(Press-News.org) In a new study, researchers from Uppsala University in Sweden, together with colleagues from the University of São Paulo, Brazil, have investigated the impact that a barren living environment for sows leaves on the next generation. The pigs in the study were bred in Brazil and kept according to breeding standards in that country. The sows’ uncomfortable and unstimulating environment brought with it several different types of changes in the epigenome of their offspring.
In many parts of the world, sows are kept confined in concrete stalls while they are pregnant. This is a bad environment for the pigs, both in terms of comfort and stimulation. As the environment induces stress in the animal, many pigs develop repetitive, or stereotyped, behaviour.

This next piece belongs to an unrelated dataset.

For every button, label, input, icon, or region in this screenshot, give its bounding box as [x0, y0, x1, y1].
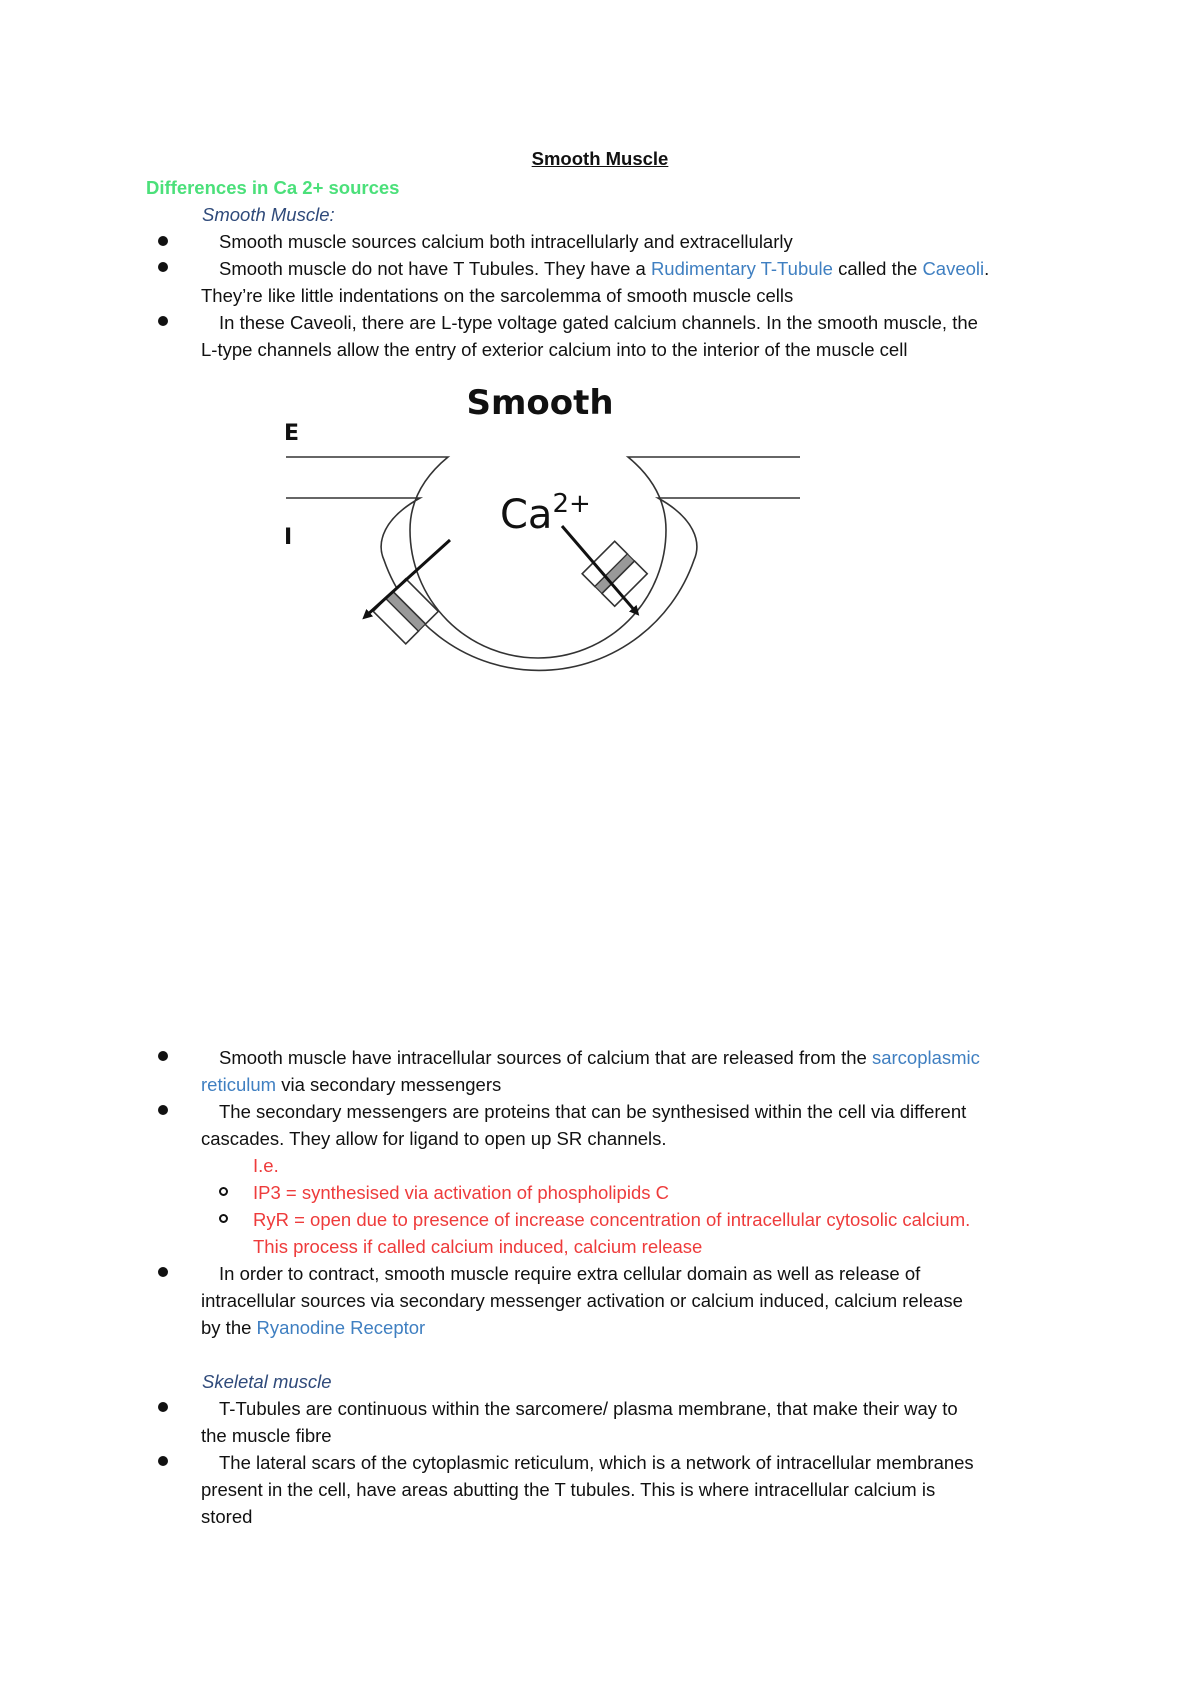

Repetitive behaviours are common in domestic animals that lack sufficiently beneficial living conditions (for example horses, chickens and dogs), but they also occur in humans. In humans, for example, a repetitive behaviour may involve biting nails, pulling out hair or excessively picking or tearing at the skin.
In the new study, the researchers investigated how a pregnant sow's environment affects the brain of her offspring. They also investigated whether the stereotyped behaviour of a stressed sow affects the brain of their piglets.
The study was conducted in Brazil and involved 30 sows, all of which were housed in concrete stalls (according to conventional breeding standards in that country). 90 days into their pregnancy, half of the sows were moved to an enriched environment with their hay changed daily. The rest of the sows had to stay in the same concrete stall where they lived directly on the floor. Some, but not all, of these sows developed stereotyped behaviour. Afterwards, epigenetic analyses were carried out on 18 of the piglets.
An epigenetic change is a change in the genome that does not change the genetic code. Epigenetic modifications, on the other hand, are about which genes are turned on and off and when. The epigenome is influenced by the external environment, such as food, lifestyle and environmental factors.
The researchers were able to see epigenetic changes in the brains of the piglets whose mothers had to stay in the most barren environment during the entire gestation period. Changes were found in the parts of the brain that relate to emotion, learning, memory and stress response, such as the amygdala, hippocampus and prefrontal cortex. The results showed that while the epigenome in the hippocampus and prefrontal cortex was mainly influenced by the mother's environment, the amygdala epigenome was most closely linked to the stereotypical behaviour of the sow.
The molecular pathways and mechanisms related to epigenetic changes triggered by the maternal environment or stereotyped behaviour in the piglet brain were also different:
i) The maternal environment has a relation to effects on neural crest development in the frontal cortex of piglets. The neural crest is an important signalling centre for brain development.
ii) Both maternal environment and maternal stereotypical behaviour have a relation to effects on ethanol metabolism and lipid-mediated signalling in the piglet hippocampus.
iii) The maternal environment has a relation to effects on microtubule poly/depolymerisation in the piglet amygdala. Microtubule poly/depolymerisation affects fundamental processes in neuroplasticity, such as memory formation and learning, especially in dendritic spines.
“This article shows how different conditions during pregnancy in pigs, in this case a poor environment or stereotypical behaviour, can have variable effects on different brain regions during development of the offspring. Interestingly, these effects seem to be mediated by epigenetic programming,” explains Carlos Guerrero-Bosagna, Senior Lecturer at the Department of Organismal Biology, Uppsala University.
The study is the first to investigate the neuro-epigenetic effects of maternal inheritance in pig offspring and the first to investigate the neuro-epigenetic effects of maternal stereotypical behaviour in any mammal.
“In terms of animal welfare, this is a call of attention to migrate to better systems worldwide. We show that even a small improvement can have discernible effects,” notes Guerrero-Bosagna.